Mr Hodgson: careful – you are in danger of facts clouding your judgement, here!
It has long been assumed that all natural factors are in constant balance (provided you ignore about 4.5 billion years of history, as it only applies to the last 200). Quite how that assumption is arrived at has never been explained; however, it IS so (‘cos Entropic man sed it woz). This means, of course, that any variation in the atmospheric conditions HAS to be the fault of yoomans, ’cos we exist now, and can watch it happening and, anyway, ’oo else would be daft enough to do such a thing? QED.
Entropic Man
I'm sorry to disappoint you, but if my asking such an obvious question/making such an obvious point causes you a difficulty, I would suggest you need to re-evaluate your own position. You have just said:
"In the longer term these short term variations have cancelled out. If they were all that drove the climate, temperatures would still be at the 1880 level.
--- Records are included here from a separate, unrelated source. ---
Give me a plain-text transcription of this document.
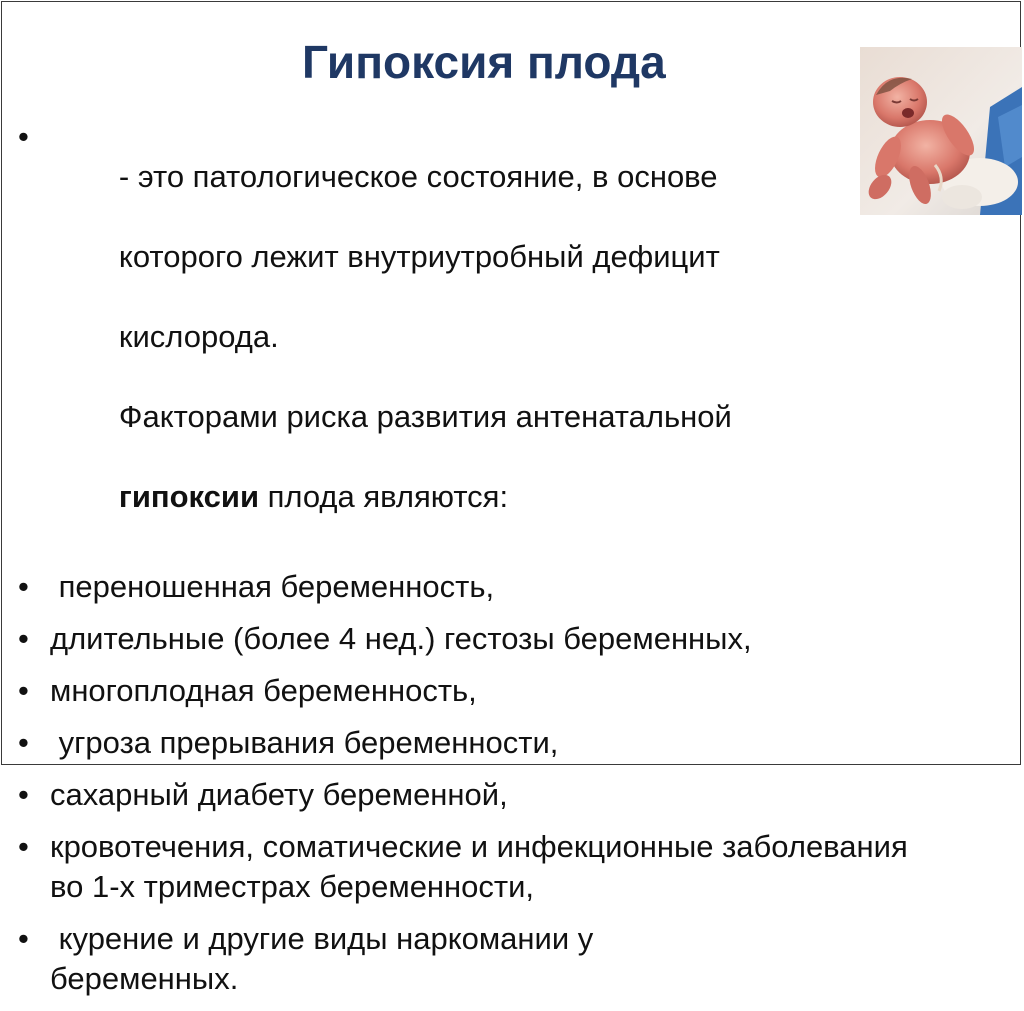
Гипоксия плода
•

- это патологическое состояние, в основе

которого лежит внутриутробный дефицит

кислорода.

Факторами риска развития антенатальной

гипоксии плода являются:

• переношенная беременность,
• длительные (более 4 нед.) гестозы беременных,
• многоплодная беременность,
• угроза прерывания беременности,
• сахарный диабету беременной,
• кровотечения, соматические и инфекционные заболевания во 1-х триместрах беременности,
• курение и другие виды наркомании у беременных.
Instead we are 1C warmer. That is consistent with the warming expected due to increased CO2."
Again you make two assumptions which seem to me to be unjustified:
1. Short term variations have cancelled each other out. How do you know? And presumably you conclude they have cancelled each other out absolutely - not a partial cancelling out, but a 100% cancelling out. How convenient.
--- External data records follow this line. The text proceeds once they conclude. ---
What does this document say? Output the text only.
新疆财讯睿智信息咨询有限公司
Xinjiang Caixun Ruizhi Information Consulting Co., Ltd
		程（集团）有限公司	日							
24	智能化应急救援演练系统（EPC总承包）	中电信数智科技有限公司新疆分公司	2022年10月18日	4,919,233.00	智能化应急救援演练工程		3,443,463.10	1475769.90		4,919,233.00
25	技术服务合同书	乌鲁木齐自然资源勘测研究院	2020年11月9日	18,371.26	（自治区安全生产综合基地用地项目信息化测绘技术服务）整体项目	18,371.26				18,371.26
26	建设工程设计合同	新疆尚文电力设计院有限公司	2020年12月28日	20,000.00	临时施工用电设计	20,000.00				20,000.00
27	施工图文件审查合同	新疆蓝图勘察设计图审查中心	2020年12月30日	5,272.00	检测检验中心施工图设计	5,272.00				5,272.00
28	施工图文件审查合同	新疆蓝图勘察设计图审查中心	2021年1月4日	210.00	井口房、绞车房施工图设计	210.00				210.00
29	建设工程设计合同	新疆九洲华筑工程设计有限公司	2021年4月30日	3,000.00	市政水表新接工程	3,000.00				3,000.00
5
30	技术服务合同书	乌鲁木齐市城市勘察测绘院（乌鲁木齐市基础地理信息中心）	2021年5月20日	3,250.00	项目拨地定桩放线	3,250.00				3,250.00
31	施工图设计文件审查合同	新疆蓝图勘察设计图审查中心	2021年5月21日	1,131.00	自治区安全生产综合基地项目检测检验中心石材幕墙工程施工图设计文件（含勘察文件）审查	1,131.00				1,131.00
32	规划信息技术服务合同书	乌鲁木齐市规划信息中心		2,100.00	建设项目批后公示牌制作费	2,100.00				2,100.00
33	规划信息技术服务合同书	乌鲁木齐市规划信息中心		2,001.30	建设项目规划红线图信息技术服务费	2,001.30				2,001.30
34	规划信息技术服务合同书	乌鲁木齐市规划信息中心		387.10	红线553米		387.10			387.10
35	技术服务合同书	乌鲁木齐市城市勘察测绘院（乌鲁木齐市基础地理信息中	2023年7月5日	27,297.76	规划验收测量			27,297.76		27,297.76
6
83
2. "If they were all that drove the climate, temperatures would still be at the 1880 level." Yes, if they were all that drove the climate, you MIGHT be correct (or then again, you might not). Because you can't conceive of any other natural drivers, you assume that there can't be any. "Instead we are 1C warmer. That is consistent with the warming expected due to increased CO2." Consistent with, perhaps - definitely the only cause? How do you know?
Or I could have said - wot RR said!
Martin A. You replied "energy emitted by a body which is immediately returned to the body cannot be said to have increased the energy of the body". To continue with your snail analogy (what terrible neighbours you do have, but then you're no better) if we assume the rate of NEW snails arriving in your garden remains constant, and after trying to expel them some are returned to you by the fence, then the number of snails in your garden is the number of snails newly arriving from your terrible neighbour PLUS the number of snails returned from the fence, in other words you see an increase in snail numbers. Since in this simplistic analogy snails = energy, I cannot see how your analogy implies that energy doesn't increase from back radiation.
Alan - please carefully re-read my last posting. In particular the footnote I added shortly after posting it. As I said, the point may be more subtle than I had thought it was.
There is no question that back radiation exists and is part of the physical processes where a planet having an atmosphere that interacts with radiation is warmer (ie has more energy) than an planet without such an atmosphere - for example one with an atmosphere of pure argon or pure nitrogen. But all [ *ALL* ]the energy in the planet where the greenhouse effect is in operation arrived directly from the Sun. So the back radiation itself does not "add energy to the system", even though it results in the system containing more energy than a non ghg atmosphere planet would contain. (Please let me know what you think of that last sentence - I think it holds the key.)
If the fence has smaller mesh, I'll finish up in the equiibrium state with more snails than if the fence had coarse mesh or the fence were not there at all. But in putting a rebounded snail back in the bucket, the addition of that snail does not increase the total number in the bucket except in the sense that it puts the number back to what it was a moment or two ago.
I know I jumped on EM's statement:
"The problem is tha[t] when you measure them the sum of all the natural variations is neutral.. That leaves humanity as the only significant warming driver at present."
In fairness to him, I don't think he intended to say that the sum of all natural variations always has been neutral, rather that they are currently. However, I think even with that major qualification, it's still one heck of an assumption. Unfortunately for the climate alarmists, it's an essential assumption, a sine qua non of their world.